1:2 gegen Mainz 05: U19 des 1. FC Köln scheitert im DFB-Juniorenpokal

Der Traum von Berlin ist für die U19 des 1. FC Köln bereits nach der 1. Runde geplatzt: Gegen den Nachwuchs des 1. FSV Mainz 05 unterlagen die jungen „Geißböcke“ nach schwachem Auftakt mit 1:2.

1. FC Köln U19 - Mainz 05 U19 DFB-Juniorenpokal
Foto: effzeh.com

Als der Abpfiff des Schiedsrichter im gut besuchten Franz-Kremer-Stadion erklang, brandete Jubel bei den Rot-Weißen auf. Aus Sicht des 1. FC Köln allerdings bei den falschen Spielern in diesen Farben: Nach einen harten Pokalfight hatte die U19 der „Geißböcke“ soeben in der 1. Runde des DFB-Juniorenpokals gegen den Nachwuchs des 1. FSV Mainz mit 1:2 (0:2) verloren. Der Anschlusstreffer von Eladan Islamovic (48.) kurz nach der Pause war zu wenig für die Mannschaft von Trainer Stefan Ruthenbeck, die bereits nach elf Minuten durch Gegentore von Oscar Schönfelder (1.) und Suliman Marlon Mustapha (11.) mit 0:2 hinten lag und zum Schluss der Partie eine Überzahl (Gelb-Rot für Mustapha, 90.+3) nicht nutzen konnte.

„Wir hatten mehr Spielanteile und mehr Chancen. Auf die 90 Minuten gesehen sind wir aber nicht das Optimum gekommen“, sagte U19-Coach Ruthenbeck nach der Partie gegenüber der „Kölnischen Rundschau“ und war insbesondere mit der Anfangsphase seiner Schützlinge nicht einverstanden. „In den ersten 25 Minuten war Mainz uns in allen Belangen überlegen. Am Ende sind wir für diese 25 nicht so guten Minuten bestraft worden“, urteilte der ehemalige Interimstrainer der effzeh-Profis und lag mit seiner Analyse wahrlich nicht daneben.

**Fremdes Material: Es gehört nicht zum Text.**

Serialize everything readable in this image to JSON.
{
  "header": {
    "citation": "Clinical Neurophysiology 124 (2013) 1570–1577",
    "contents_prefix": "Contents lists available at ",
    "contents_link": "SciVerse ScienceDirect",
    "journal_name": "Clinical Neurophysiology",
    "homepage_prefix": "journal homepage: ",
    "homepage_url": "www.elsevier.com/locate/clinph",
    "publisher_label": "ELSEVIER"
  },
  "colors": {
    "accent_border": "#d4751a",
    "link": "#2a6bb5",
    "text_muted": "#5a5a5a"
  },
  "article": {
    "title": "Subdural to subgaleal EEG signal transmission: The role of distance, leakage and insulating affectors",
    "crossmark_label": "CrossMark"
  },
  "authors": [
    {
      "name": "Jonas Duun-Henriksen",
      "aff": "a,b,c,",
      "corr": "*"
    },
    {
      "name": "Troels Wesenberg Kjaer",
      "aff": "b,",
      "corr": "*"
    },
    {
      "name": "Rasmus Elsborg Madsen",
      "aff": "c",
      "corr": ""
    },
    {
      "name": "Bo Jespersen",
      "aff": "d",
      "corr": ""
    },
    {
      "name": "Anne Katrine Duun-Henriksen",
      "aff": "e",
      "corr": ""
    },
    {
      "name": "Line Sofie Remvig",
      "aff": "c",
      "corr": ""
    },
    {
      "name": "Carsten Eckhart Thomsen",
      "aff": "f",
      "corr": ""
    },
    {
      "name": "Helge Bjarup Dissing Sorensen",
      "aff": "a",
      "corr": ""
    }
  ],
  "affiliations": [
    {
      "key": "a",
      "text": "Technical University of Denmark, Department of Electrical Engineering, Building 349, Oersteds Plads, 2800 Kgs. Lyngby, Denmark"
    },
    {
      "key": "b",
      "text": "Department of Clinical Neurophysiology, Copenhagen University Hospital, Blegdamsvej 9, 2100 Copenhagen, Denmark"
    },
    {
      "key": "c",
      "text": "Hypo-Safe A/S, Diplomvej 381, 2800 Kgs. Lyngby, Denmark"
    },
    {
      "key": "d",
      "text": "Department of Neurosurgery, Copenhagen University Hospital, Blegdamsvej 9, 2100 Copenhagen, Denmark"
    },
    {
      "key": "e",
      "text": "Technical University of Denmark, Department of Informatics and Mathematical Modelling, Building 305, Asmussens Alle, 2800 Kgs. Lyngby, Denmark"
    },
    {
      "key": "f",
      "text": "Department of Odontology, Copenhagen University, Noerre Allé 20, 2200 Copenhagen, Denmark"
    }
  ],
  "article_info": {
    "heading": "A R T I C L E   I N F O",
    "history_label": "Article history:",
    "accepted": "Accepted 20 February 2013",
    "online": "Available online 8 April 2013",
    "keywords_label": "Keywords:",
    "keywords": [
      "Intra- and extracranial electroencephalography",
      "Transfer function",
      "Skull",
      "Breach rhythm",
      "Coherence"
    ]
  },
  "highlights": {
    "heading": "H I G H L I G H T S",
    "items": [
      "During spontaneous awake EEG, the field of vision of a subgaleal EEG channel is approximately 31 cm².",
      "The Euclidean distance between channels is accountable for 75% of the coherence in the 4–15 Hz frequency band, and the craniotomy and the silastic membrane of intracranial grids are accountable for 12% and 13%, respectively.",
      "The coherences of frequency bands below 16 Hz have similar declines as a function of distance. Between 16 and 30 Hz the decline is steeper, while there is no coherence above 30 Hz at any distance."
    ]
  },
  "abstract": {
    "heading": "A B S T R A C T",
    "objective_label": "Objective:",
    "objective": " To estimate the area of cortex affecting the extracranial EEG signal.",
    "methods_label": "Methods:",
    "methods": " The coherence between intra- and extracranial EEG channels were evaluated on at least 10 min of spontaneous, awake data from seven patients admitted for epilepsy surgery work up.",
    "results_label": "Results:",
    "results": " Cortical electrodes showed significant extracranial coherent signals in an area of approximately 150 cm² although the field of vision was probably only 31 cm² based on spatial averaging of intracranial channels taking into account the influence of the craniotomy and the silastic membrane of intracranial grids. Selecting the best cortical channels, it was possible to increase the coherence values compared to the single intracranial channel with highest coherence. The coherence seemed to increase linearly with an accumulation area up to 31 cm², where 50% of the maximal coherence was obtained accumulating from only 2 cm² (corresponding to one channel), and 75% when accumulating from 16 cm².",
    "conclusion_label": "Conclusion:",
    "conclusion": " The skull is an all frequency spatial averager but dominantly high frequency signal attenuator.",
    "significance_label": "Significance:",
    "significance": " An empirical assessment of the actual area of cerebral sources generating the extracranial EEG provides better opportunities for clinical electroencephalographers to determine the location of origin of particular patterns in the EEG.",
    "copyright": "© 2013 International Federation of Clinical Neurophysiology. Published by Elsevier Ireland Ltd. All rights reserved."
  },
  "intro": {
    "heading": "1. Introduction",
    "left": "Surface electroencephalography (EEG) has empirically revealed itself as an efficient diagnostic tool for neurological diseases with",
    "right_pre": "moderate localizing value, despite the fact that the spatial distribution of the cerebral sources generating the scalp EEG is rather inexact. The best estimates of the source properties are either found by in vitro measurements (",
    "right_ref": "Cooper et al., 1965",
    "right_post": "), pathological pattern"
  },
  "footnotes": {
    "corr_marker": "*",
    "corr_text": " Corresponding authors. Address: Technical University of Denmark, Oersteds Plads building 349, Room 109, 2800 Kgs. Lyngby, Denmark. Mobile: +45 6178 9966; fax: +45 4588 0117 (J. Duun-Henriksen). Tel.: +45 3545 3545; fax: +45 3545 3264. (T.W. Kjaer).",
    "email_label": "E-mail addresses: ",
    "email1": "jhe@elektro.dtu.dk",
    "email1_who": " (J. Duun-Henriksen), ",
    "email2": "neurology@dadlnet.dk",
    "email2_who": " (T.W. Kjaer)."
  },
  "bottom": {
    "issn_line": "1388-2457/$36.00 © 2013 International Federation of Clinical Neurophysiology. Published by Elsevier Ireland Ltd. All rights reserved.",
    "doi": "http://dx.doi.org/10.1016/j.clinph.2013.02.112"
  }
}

Islamovic verkürzt, Mueller verpasst

Entscheidend für das bittere Pokalaus war tatsächlich eine indiskutable Leistung in der ersten halben Stunde: Nicht einmal eine halbe Minute war gespielt, da jubelten die rheinhessischen Gäste. Schönfelder ließ effzeh-Linksverteidiger Erkan Akalp alt aussehen und schoss zur frühen Führung für die „Nullfünfer“ ein, die auch im Anschluss gegen verunsicherte Kölner am Drücker blieben. Schon kurz nach dem Rückstand der nächste Nackenschlag für die jungen „Geißböcke“: Mustapha war bei einer Flanke von der linken Seite völlig unbewacht und vollendete zum 2:0 für Mainz, die ebenso wie der effzeh-Nachwuchs ungeschlagen an der Spitze ihrer A-Jugend Bundesliga-Staffel stehen. Davon war bei den Ruthenbeck-Schützlingen zunächst nur wenig zu sehen, erst nach und nach bissen sich die Jungs um Kapitän Robert Voloder ins Spiel.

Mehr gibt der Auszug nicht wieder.